An unplanned pregnancy is a difficult thing, and having a child can change your life. If you are convinced by the pro-life position and so believe that abortion is not an option for you, it’s pretty natural that you’d be more cautious about having sex with people with whom you don’t want to raise children. Contraception is not completely risk-free, and having a child with someone makes it likely (in most cases) that they’ll play a big role in the rest of your life. People very reasonably want to choose the parents of their children very carefully! What’s more, there’s the interest of the child to think about. If you think it’s in general good that a child should have a loving relationship with their parents, that gives you some reason to be more cautious about potentially conceiving with a person you have no intention of staying with long term. It also gives you some reason to support social arrangements and scripts that promote this sort of commitment.
Those reasons – for all I’ve said so far – need not be decisive: plenty of pro-lifers do in fact have sex with people they’re not committed to, and not all forms of sex lead to conception. But it’s not hard to see how your views on abortion could lend rational support to views which tied the permissibility of sex to commitment. If pro-lifers are right about abortion, that gives them at least some reasons in favour of a more conservative sexual ethic. If pro-choice people are right about abortion, then at least some of those reasons do not exist, because abortion is a morally legitimate option and the risk of having a child with a person you have sex with is correspondingly lower.
But it’s very hard to see how this would work in reverse. Believing that casual sex is ethically neutral or good doesn’t seem to rationally imply anything about the moral status of pre-born children or about a woman’s right to end a pregnancy.
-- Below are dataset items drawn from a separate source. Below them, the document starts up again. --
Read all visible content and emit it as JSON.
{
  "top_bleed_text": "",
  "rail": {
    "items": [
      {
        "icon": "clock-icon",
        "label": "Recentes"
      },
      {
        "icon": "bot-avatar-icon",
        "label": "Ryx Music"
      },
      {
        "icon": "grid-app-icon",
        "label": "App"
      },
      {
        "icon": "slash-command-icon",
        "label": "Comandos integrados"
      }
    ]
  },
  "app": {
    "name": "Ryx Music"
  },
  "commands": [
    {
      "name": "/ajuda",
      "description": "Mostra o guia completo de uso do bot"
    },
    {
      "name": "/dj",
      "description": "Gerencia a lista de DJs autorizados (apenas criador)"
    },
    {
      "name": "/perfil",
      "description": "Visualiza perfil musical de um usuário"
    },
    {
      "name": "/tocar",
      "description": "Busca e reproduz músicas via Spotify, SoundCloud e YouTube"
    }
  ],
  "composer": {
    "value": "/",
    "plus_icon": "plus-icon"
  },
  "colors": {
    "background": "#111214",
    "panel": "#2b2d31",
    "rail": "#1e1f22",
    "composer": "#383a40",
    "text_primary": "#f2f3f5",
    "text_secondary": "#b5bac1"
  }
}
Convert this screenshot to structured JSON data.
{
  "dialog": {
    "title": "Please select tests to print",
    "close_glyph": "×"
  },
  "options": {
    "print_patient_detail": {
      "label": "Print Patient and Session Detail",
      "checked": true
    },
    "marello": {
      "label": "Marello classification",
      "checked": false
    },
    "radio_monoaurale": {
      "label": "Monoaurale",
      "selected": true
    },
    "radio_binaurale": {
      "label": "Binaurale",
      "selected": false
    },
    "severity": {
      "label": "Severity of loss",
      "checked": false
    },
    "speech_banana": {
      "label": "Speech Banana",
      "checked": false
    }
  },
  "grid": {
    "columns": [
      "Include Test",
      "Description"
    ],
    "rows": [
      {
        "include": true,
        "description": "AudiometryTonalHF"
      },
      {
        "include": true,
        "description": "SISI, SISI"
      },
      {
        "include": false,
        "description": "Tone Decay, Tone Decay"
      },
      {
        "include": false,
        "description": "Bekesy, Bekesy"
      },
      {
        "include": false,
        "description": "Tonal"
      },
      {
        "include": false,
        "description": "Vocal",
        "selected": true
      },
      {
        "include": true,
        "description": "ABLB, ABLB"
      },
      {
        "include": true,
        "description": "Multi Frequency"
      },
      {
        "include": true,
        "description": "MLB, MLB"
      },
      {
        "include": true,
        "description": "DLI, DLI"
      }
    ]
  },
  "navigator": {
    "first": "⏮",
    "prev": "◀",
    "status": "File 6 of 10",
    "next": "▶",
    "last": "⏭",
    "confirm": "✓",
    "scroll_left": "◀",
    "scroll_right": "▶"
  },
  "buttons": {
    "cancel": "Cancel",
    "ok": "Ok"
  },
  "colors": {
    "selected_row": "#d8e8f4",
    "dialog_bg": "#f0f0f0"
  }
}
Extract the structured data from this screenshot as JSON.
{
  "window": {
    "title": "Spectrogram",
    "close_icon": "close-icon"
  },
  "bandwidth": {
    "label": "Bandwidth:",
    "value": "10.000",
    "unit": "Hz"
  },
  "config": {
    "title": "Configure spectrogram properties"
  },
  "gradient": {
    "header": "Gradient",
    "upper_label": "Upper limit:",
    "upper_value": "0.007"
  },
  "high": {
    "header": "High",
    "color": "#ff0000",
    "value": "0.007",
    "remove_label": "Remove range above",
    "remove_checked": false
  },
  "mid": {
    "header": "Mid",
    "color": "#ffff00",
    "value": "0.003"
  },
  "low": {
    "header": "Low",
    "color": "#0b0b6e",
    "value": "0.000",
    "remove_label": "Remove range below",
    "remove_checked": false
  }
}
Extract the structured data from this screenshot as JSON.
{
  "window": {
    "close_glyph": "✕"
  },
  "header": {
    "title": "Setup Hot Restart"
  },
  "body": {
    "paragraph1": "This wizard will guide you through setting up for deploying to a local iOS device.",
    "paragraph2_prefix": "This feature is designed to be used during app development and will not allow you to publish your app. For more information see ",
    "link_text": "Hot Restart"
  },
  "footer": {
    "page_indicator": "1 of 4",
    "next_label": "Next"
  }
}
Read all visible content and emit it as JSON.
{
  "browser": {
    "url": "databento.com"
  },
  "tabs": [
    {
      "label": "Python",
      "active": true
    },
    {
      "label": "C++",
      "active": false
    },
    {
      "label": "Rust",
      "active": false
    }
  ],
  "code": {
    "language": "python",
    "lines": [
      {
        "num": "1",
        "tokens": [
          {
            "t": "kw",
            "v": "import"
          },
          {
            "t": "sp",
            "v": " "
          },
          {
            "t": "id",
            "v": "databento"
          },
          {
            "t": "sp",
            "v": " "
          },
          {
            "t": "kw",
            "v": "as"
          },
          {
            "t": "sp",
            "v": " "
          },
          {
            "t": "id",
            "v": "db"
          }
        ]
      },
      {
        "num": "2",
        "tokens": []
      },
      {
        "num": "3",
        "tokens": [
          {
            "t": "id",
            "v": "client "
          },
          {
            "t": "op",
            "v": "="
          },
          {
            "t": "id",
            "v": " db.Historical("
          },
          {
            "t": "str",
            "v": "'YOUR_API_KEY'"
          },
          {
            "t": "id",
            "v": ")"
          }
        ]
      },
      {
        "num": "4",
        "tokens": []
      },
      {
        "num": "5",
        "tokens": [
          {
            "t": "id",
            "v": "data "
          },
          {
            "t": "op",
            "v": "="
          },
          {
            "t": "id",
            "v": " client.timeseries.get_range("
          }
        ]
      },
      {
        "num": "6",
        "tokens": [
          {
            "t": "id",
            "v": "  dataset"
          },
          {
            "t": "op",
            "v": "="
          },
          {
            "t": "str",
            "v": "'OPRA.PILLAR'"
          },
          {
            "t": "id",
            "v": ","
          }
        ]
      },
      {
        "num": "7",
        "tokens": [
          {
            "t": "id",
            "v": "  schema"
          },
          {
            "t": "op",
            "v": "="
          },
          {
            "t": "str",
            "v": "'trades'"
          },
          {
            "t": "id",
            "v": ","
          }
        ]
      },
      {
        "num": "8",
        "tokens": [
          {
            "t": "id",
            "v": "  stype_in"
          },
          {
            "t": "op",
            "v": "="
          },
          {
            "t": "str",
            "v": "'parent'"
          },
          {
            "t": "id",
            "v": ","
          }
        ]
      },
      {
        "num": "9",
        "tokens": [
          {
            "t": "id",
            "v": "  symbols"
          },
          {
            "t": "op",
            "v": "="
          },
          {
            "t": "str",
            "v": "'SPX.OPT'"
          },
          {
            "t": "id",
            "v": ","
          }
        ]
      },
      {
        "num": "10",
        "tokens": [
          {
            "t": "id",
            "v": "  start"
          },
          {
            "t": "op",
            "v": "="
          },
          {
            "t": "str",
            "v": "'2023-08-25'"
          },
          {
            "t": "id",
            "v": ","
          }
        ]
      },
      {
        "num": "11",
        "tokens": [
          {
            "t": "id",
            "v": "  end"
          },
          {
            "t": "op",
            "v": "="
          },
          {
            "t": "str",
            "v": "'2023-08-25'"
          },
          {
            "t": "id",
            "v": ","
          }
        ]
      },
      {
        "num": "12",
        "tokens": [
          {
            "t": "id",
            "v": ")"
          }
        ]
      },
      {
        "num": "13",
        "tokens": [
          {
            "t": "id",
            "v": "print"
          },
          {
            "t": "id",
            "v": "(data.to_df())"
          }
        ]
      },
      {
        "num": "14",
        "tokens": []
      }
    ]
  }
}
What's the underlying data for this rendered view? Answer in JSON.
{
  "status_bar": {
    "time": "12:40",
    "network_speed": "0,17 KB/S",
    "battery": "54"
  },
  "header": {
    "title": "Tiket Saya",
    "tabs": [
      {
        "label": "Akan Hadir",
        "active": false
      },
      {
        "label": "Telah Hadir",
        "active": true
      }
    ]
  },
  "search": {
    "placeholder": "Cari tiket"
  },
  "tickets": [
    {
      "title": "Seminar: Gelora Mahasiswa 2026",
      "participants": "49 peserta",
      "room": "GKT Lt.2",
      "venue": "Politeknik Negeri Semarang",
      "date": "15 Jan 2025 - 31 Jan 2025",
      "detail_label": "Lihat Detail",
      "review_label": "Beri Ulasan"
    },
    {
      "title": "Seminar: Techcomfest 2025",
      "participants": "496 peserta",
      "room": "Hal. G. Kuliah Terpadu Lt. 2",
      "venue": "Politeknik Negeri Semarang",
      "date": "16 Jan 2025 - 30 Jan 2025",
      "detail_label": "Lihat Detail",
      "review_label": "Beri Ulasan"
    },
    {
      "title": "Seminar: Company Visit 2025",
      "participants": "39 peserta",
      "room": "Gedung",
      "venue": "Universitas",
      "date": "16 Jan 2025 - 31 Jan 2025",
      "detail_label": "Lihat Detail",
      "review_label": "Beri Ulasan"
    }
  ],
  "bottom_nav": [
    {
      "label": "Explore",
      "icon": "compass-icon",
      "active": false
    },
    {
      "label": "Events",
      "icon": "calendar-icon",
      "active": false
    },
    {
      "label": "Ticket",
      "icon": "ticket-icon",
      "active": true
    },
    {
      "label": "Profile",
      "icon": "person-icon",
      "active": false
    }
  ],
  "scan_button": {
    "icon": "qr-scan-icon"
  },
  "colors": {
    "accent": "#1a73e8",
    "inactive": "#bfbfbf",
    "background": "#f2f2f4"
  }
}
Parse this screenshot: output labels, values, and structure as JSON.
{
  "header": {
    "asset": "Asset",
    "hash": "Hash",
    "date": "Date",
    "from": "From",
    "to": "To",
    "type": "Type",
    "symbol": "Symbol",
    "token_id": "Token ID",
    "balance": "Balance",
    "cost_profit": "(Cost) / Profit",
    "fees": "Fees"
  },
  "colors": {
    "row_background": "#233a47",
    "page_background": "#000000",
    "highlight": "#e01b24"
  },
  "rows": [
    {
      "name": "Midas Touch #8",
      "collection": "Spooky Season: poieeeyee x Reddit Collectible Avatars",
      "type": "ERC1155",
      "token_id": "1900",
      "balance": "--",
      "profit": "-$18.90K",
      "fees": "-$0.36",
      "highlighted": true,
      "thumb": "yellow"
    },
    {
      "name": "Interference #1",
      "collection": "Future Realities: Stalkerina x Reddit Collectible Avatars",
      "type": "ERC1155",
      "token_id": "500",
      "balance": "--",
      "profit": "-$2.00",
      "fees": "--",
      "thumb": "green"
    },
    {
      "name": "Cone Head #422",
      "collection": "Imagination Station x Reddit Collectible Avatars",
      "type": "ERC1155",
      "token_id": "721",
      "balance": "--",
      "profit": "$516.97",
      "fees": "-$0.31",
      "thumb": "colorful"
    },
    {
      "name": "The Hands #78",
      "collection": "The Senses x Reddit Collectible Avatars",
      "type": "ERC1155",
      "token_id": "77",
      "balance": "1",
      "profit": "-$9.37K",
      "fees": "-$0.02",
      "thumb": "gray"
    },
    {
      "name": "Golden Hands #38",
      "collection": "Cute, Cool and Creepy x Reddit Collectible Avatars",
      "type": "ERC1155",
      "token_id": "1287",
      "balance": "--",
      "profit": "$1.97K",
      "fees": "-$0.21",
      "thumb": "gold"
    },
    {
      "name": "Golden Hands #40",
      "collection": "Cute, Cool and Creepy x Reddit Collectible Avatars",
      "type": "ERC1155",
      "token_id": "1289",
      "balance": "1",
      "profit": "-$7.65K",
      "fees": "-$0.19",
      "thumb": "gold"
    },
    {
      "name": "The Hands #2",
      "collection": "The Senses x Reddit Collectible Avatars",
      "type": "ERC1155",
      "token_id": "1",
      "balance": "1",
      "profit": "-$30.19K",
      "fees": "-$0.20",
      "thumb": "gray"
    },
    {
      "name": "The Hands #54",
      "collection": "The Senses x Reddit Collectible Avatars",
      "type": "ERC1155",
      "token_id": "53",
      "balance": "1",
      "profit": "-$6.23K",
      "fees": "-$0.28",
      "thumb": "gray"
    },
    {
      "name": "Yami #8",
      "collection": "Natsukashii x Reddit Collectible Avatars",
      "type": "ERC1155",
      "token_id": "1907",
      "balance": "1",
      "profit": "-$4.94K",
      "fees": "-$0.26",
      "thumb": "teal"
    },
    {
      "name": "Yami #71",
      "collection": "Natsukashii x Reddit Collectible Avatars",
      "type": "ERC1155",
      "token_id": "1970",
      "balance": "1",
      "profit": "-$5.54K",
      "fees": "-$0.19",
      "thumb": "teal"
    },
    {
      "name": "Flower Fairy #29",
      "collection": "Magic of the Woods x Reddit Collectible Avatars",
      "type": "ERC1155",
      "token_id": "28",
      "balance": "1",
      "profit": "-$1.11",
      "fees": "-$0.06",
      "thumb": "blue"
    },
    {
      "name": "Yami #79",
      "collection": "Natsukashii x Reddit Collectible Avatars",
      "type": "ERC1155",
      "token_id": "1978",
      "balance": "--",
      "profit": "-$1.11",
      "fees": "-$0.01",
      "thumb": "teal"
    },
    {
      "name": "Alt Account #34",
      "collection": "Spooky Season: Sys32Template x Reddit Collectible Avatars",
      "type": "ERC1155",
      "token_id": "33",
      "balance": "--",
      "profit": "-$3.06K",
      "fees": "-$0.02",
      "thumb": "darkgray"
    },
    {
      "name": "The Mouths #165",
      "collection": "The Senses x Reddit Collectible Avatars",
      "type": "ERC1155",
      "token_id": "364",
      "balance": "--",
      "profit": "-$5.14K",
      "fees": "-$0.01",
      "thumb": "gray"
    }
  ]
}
The same is true for thinking that casual sex is bad. Neither position seems to give you good reasons to believe one thing or another about the questions at the heart of the abortion debate.
So if they don’t give you good reasons, then the way in which people’s positions on sexual ethics explain their position on abortion must be through some other way. And I’d just like to hear more from Dreger on what exactly that way is! One very bad way that this could be happening would be motivated reasoning. On the pro-life side, people might so badly want casual sex to be morally bad that they’re inclined to embrace a pro-life position on abortion, that, if it were true, would lend some support to more conservative sexual ethics.
It would be strange if this is what Dreger thought, given her generally very sympathetic read of pro-life people in general. Sure, people engage in motivated reasoning all the time, but in this case isn’t it simpler to think that people hold their beliefs for the reasons they say they do – that they believe (rightly or wrongly) in the equal rights of the pre-born child? That they think there’s no way of having a generally inclusive ethics without including the unborn?
Dreger’s apparent view would also sit uneasily with the moral beliefs revealed by opinion polling: far more people believe that abortion is morally problematic than believe that sex or having a baby outside of marriage is.
If Dreger was right about the real explanation for people’s views about abortion, this would also have uncomfortable implications for the pro-choice side. If Dreger is saying that pro-choice people are so committed to the belief that casual sex is good that they are thus more likely to endorse a view of abortion that makes that belief more tenable, then that seems to be imputing very bad reasoning to people who hold her view. Whatever the merits of this as a descriptive matter, it seems very strange to pursue it as a strategy: and yet Dreger ends her piece by saying “Want abortion to be legal? Work on de-shaming sex, particularly with the next generation.” So she must mean something else. The question is, what?